Which brings us to retirement income. (There’s a connection here, I promise.)
How you start your retirement paycheck plan is the single most important financial decision you will ever make. There are no do-overs. No referee who can go to the replay monitors to see if you got it right. You have one shot at this. No pressure, right?
I didn’t just jump in and buy the first bike with two working wheels that I came across. I did some online research first, visited a few stores, and read some articles about the year’s best road bikes. After all that, I reached out to a professional who spent some time with me, got a good feel for my budget – and more importantly, my goals – and made a recommendation.

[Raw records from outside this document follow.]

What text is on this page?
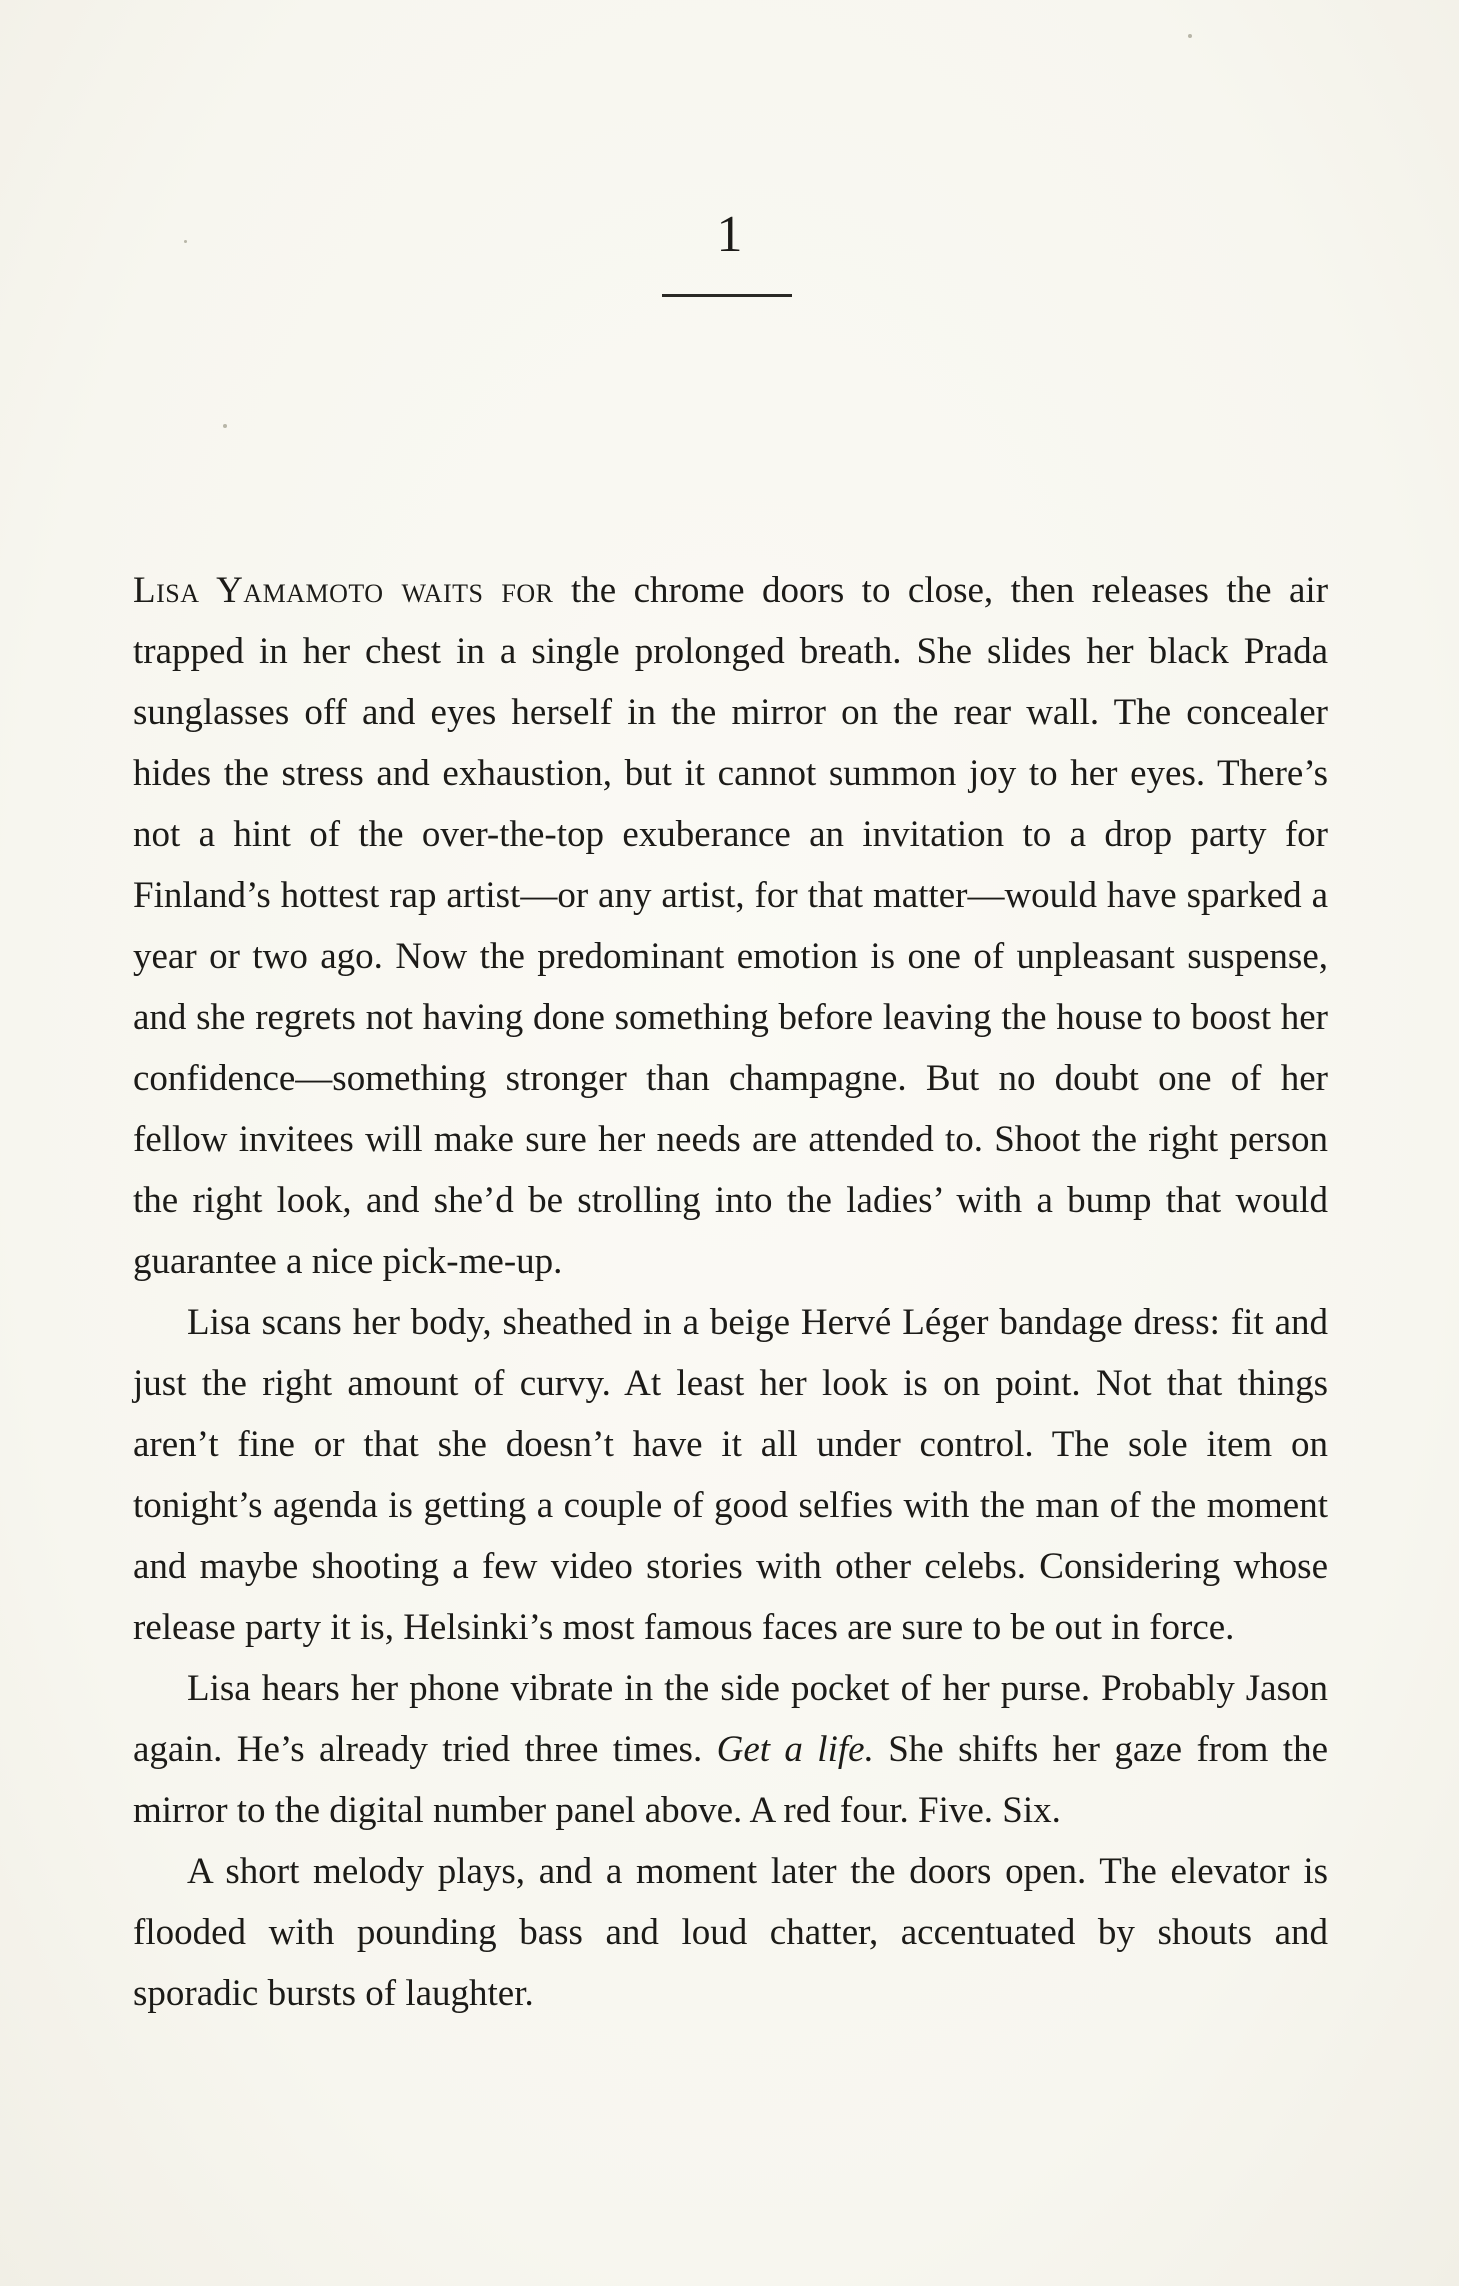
1

Lisa Yamamoto waits for the chrome doors to close, then releases the air trapped in her chest in a single prolonged breath. She slides her black Prada sunglasses off and eyes herself in the mirror on the rear wall. The concealer hides the stress and exhaustion, but it cannot summon joy to her eyes. There’s not a hint of the over-the-top exuberance an invitation to a drop party for Finland’s hottest rap artist—or any artist, for that matter—would have sparked a year or two ago. Now the predominant emotion is one of unpleasant suspense, and she regrets not having done something before leaving the house to boost her confidence—something stronger than champagne. But no doubt one of her fellow invitees will make sure her needs are attended to. Shoot the right person the right look, and she’d be strolling into the ladies’ with a bump that would guarantee a nice pick-me-up.

Lisa scans her body, sheathed in a beige Hervé Léger bandage dress: fit and just the right amount of curvy. At least her look is on point. Not that things aren’t fine or that she doesn’t have it all under control. The sole item on tonight’s agenda is getting a couple of good selfies with the man of the moment and maybe shooting a few video stories with other celebs. Considering whose release party it is, Helsinki’s most famous faces are sure to be out in force.

Lisa hears her phone vibrate in the side pocket of her purse. Probably Jason again. He’s already tried three times. Get a life. She shifts her gaze from the mirror to the digital number panel above. A red four. Five. Six.

A short melody plays, and a moment later the doors open. The elevator is flooded with pounding bass and loud chatter, accentuated by shouts and sporadic bursts of laughter.
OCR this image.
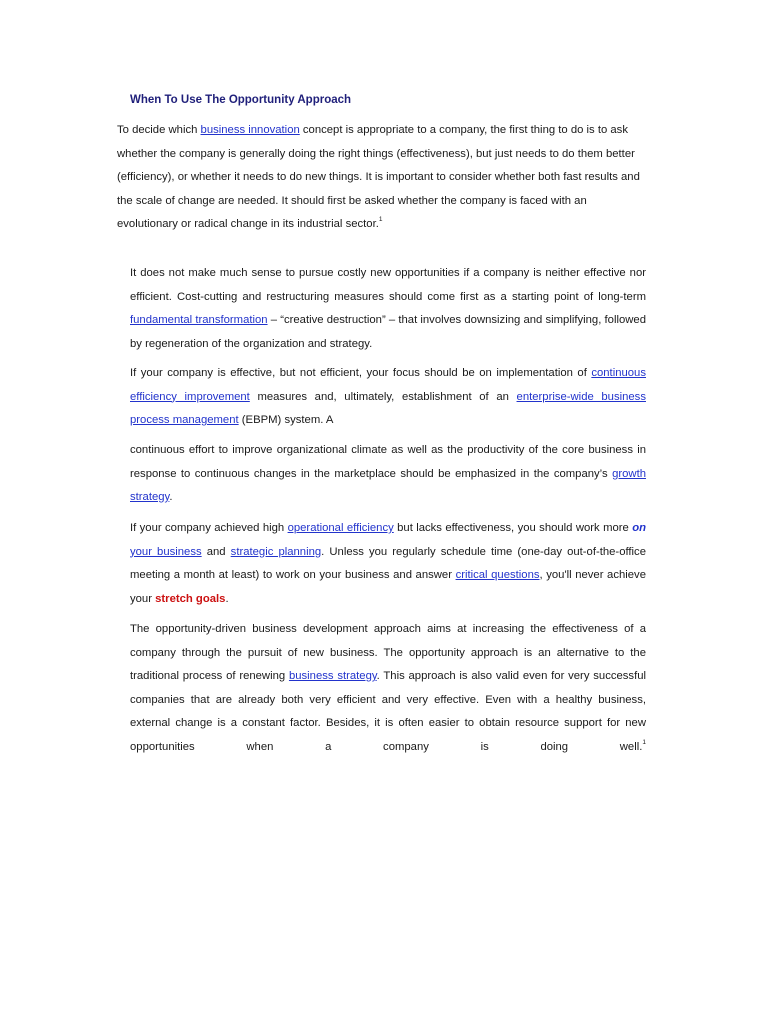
When To Use The Opportunity Approach

To decide which business innovation concept is appropriate to a company, the first thing to do is to ask whether the company is generally doing the right things (effectiveness), but just needs to do them better (efficiency), or whether it needs to do new things. It is important to consider whether both fast results and the scale of change are needed. It should first be asked whether the company is faced with an evolutionary or radical change in its industrial sector.$^1$

It does not make much sense to pursue costly new opportunities if a company is neither effective nor efficient. Cost-cutting and restructuring measures should come first as a starting point of long-term fundamental transformation – “creative destruction” – that involves downsizing and simplifying, followed by regeneration of the organization and strategy.

If your company is effective, but not efficient, your focus should be on implementation of continuous efficiency improvement measures and, ultimately, establishment of an enterprise-wide business process management (EBPM) system. A

continuous effort to improve organizational climate as well as the productivity of the core business in response to continuous changes in the marketplace should be emphasized in the company’s growth strategy.

If your company achieved high operational efficiency but lacks effectiveness, you should work more on your business and strategic planning. Unless you regularly schedule time (one-day out-of-the-office meeting a month at least) to work on your business and answer critical questions, you'll never achieve your stretch goals.

The opportunity-driven business development approach aims at increasing the effectiveness of a company through the pursuit of new business. The opportunity approach is an alternative to the traditional process of renewing business strategy. This approach is also valid even for very successful companies that are already both very efficient and very effective. Even with a healthy business, external change is a constant factor. Besides, it is often easier to obtain resource support for new opportunities when a company is doing well.$^1$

Retirement paycheck planning should follow the same path. (See? Told you I would connect them.) You’ll Google it. You’ll ask your friends and maybe read an article or two, or 10, or even 30! Then, as I did, you’ll want to find a professional. Someone who will learn about your goals, understand your budget, and make a recommendation tailored to you and your needs, not a one-size-fits-all, click-bait list.
Picking out the right bike became simple, once I talked to a pro. Retirement planning is no different.